Closed-form, interpretable mathematical models have been instrumental for advancing our understanding of the world; with the data revolution, we may now be in a position to uncover new such models for many systems from physics to the social sciences. However, to deal with increasing amounts of data, we need "machine scientists" that are able to extract these models automatically from data. Here, we introduce a Bayesian machine scientist, which establishes the plausibility of models using explicit approximations to the exact marginal posterior over models and establishes its prior expectations about models by learning from a large empirical corpus of mathematical expressions. It explores the space of models using Markov chain Monte Carlo. We show that this approach uncovers accurate models for synthetic and real data and provides out-of-sample predictions that are more accurate than those of existing approaches and of other nonparametric methods.

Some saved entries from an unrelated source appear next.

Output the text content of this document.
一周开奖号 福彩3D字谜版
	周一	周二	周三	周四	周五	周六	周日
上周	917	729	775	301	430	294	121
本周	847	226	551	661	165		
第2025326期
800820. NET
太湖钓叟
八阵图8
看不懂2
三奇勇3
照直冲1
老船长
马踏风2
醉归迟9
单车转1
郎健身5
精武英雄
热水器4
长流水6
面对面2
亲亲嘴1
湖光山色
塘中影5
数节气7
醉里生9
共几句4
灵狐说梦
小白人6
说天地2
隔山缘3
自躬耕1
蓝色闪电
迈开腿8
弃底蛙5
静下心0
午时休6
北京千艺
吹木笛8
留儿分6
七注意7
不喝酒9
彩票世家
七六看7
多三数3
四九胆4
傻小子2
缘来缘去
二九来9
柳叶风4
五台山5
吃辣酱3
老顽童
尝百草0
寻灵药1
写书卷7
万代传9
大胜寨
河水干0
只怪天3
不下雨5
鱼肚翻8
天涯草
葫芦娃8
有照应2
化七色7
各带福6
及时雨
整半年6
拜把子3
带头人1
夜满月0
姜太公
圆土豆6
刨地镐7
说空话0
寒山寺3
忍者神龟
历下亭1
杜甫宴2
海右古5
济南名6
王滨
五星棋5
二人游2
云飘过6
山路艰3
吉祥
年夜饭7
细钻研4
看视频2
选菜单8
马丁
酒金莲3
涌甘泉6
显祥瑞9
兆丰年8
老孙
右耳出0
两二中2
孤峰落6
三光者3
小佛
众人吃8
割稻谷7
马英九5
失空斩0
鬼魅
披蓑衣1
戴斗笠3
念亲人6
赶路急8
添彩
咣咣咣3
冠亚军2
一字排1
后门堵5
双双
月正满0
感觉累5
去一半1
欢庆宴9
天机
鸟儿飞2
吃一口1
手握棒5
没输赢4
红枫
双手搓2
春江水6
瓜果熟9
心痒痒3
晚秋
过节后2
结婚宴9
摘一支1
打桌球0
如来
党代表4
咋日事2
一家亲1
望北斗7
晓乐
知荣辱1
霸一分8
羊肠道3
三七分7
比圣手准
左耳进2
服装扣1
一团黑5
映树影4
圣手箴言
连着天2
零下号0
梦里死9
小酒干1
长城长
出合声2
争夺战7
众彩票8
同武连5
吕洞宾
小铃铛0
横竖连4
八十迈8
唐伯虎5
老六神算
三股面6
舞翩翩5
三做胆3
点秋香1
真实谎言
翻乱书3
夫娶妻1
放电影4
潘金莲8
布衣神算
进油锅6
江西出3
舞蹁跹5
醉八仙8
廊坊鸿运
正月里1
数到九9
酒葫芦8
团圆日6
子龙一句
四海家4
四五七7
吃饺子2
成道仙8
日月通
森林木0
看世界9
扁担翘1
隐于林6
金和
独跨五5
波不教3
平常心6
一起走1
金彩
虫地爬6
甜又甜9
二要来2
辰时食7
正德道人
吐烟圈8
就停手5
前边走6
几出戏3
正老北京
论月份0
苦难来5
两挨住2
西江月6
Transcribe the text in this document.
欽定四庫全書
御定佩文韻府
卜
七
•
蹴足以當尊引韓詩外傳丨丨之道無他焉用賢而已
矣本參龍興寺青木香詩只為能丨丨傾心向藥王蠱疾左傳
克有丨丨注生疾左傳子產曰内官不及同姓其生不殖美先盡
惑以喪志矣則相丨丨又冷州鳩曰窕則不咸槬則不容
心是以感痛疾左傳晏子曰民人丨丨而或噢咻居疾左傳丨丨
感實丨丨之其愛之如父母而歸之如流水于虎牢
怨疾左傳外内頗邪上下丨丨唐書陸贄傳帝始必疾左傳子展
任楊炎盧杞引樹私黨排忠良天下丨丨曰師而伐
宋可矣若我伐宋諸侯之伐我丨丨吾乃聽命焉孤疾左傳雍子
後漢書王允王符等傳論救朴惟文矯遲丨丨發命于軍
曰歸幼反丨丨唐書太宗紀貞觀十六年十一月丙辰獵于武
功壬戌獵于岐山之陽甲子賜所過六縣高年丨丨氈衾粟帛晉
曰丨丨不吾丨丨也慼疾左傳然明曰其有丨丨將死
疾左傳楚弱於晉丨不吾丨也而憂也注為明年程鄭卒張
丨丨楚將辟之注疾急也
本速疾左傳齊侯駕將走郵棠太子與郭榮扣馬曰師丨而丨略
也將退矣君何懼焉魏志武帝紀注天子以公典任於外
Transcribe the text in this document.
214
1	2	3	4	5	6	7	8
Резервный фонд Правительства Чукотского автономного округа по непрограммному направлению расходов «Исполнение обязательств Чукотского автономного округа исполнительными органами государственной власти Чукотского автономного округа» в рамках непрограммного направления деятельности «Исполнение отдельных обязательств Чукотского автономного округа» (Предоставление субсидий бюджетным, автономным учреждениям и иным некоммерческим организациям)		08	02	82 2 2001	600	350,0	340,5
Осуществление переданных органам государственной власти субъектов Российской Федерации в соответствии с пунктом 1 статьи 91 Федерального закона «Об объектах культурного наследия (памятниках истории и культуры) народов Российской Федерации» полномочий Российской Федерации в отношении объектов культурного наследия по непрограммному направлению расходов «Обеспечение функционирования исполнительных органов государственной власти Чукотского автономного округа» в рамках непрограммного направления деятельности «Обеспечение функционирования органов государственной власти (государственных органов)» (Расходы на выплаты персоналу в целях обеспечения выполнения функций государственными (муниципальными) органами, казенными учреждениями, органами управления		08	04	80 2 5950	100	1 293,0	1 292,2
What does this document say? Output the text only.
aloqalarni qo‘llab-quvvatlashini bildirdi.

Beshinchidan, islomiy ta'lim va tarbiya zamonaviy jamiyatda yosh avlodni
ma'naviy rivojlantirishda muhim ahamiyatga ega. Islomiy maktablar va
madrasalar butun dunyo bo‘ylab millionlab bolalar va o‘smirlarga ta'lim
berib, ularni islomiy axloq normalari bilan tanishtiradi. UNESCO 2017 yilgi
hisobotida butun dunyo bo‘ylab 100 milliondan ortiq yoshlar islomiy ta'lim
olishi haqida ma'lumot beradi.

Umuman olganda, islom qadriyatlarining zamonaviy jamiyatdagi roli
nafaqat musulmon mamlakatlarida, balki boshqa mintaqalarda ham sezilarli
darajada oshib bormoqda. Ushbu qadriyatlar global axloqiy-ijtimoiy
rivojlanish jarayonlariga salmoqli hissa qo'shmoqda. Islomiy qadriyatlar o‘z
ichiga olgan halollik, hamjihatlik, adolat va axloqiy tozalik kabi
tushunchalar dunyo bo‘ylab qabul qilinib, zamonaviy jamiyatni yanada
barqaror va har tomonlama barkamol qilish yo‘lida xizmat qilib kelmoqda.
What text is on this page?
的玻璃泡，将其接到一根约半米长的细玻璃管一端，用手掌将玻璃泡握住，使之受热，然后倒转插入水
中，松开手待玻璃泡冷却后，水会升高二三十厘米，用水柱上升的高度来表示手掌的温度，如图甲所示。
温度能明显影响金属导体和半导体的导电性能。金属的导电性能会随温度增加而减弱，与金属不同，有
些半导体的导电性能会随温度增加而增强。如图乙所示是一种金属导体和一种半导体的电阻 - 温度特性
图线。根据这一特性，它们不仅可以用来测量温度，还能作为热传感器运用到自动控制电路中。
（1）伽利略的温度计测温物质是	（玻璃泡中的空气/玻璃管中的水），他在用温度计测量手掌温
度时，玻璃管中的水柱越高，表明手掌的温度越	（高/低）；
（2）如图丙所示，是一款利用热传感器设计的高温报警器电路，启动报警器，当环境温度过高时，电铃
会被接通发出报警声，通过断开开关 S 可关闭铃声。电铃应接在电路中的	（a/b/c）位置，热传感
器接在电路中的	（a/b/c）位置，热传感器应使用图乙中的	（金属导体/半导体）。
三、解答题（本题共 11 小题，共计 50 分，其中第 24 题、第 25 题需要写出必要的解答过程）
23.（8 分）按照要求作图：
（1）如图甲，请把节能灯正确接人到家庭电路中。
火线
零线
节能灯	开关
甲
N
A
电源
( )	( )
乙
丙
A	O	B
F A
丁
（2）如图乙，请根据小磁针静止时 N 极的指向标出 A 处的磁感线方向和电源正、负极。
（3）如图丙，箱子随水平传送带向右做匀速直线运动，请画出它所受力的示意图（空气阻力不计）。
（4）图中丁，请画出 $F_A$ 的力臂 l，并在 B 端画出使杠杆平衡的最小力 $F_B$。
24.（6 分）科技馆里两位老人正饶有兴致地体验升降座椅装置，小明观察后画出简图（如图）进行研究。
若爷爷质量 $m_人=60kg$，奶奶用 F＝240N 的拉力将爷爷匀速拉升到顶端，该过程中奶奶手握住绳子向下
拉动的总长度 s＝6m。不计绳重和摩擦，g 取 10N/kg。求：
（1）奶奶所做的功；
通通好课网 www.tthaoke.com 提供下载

封闭式、可解释的数学模型对于增进我们对世界的理解起到了重要作用;随着数据革命的到来,我们现在或许能够为从物理学到社会科学的许多系统发现新的此类模型。然而,为了处理日益增长的数据量,我们需要能够从数据中自动提取这些模型的“机器科学家”。在此,我们引入一种贝叶斯机器科学家,它通过对模型的精确边际后验进行显式近似来确定模型的合理性,并通过从大量数学表达式的经验语料库中学习来建立其对模型的先验期望。它使用马尔可夫链蒙特卡罗方法探索模型空间。我们表明,这种方法能够为合成数据和真实数据发现准确的模型,并提供比现有方法和其他非参数方法更准确的样本外预测。